Devin Posted September 15, 2016 Posted September 15, 2016 I need to get the Current Time in UTC and reformat it to HH:mm:ssZ I was thinking that I need to use Get ( CurrentTimeUTCMilliseconds ) Any tips? Thanks
Lee Smith Posted September 15, 2016 Posted September 15, 2016 Did you look at Brian Dunning’s site for a Custom Function? I kind of remember one for this. http://www.briandunning.com/filemaker-custom-functions/recentlist.php
bcooney Posted September 15, 2016 Posted September 15, 2016 Yes, that's correct. Formatting is done in the Inspector palette. Tips? Well, if you have a field holding the offset, then you can calc the local time. http://www.filemaker.com/help/13/fmp/en/html/func_ref2.32.27.html
Devin Posted September 15, 2016 Author Posted September 15, 2016 7 minutes ago, bcooney said: Yes, that's correct. Formatting is done in the Inspector palette. Tips? Well, if you have a field holding the offset, then you can calc the local time. http://www.filemaker.com/help/13/fmp/en/html/func_ref2.32.27.html Thisbeing used when I'm exporting XML so currently it's a set field calc that is Global.. Not being used for any layout. The issue with having a field to hold the offset is that would need to be changed based on the Daylight saving. The Get ( CurrentTimeUTCMilliseconds ) knows this info.. Just trying to get this info into a Time format.
comment Posted September 15, 2016 Posted September 15, 2016 (edited) 32 minutes ago, Devin said: Thisbeing used when I'm exporting XML so currently it's a set field calc that is Global. So why don't you set the global field to: Let ( [ s = Int ( Mod ( Get ( CurrentTimeUTCMilliseconds ) ; 86400000 ) / 1000 ) ] ; Time ( 0 ; 0 ; s ) & "Z" ) Note that the global field needs to be a Text field. Or make the global field a Time field, format it as hh:mm:ss with a trailing "Z", and set it to: Mod ( Get ( CurrentTimeUTCMilliseconds ) ; 86400000 ) / 1000 Then make sure you export with the option "Apply current layout’s data formatting to exported data" checked. Edited September 15, 2016 by comment
Devin Posted September 15, 2016 Author Posted September 15, 2016 That Worked.. I have no idea what that does.. But it works. Thanks once again Comment..
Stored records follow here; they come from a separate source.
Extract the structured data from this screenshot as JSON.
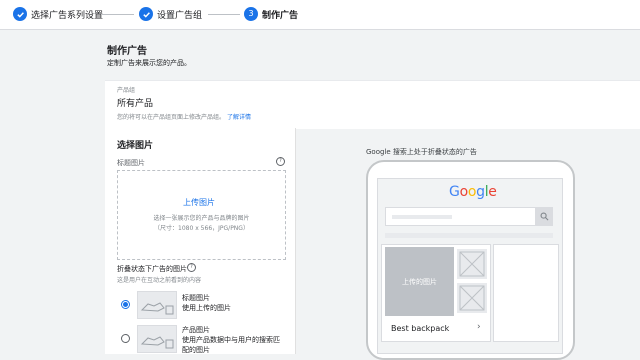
{
  "stepper": {
    "steps": [
      {
        "label": "选择广告系列设置",
        "state": "done"
      },
      {
        "label": "设置广告组",
        "state": "done"
      },
      {
        "label": "制作广告",
        "state": "current",
        "number": "3"
      }
    ]
  },
  "page": {
    "title": "制作广告",
    "subtitle": "定制广告来展示您的产品。"
  },
  "product_group": {
    "label": "产品组",
    "value": "所有产品",
    "hint": "您的将可以在产品组页面上修改产品组。",
    "link": "了解详情"
  },
  "image_section": {
    "title": "选择图片",
    "header_image_label": "标题图片",
    "upload_link": "上传图片",
    "upload_hint_1": "选择一张展示您的产品与品牌的图片",
    "upload_hint_2": "（尺寸：1080 x 566，JPG/PNG）",
    "collapsed_label": "折叠状态下广告的图片",
    "collapsed_hint": "这是用户在互动之前看到的内容",
    "options": [
      {
        "line1": "标题图片",
        "line2": "使用上传的图片",
        "selected": true
      },
      {
        "line1": "产品图片",
        "line2": "使用产品数据中与用户的搜索匹",
        "line3": "配的图片",
        "selected": false
      }
    ]
  },
  "preview": {
    "title": "Google 搜索上处于折叠状态的广告",
    "logo_text": "Google",
    "logo_colors": [
      "#4285F4",
      "#EA4335",
      "#FBBC05",
      "#4285F4",
      "#34A853",
      "#EA4335"
    ],
    "image_placeholder": "上传的图片",
    "ad_title": "Best backpack",
    "chevron": "›"
  },
  "colors": {
    "accent": "#1a73e8",
    "background": "#f1f3f4"
  }
}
comment Posted September 15, 2016 Posted September 15, 2016 8 minutes ago, Devin said: I have no idea what that does. Well, there are 86.400,000 milliseconds in a 24-hour day. So if you divide the total number of milliseconds since 1/1/0001 by that and take the remainder, you will have the number of milliseconds elapsed since midnight today. Divide that by 1000, and the rest it trivial. Note the edit to my answer above.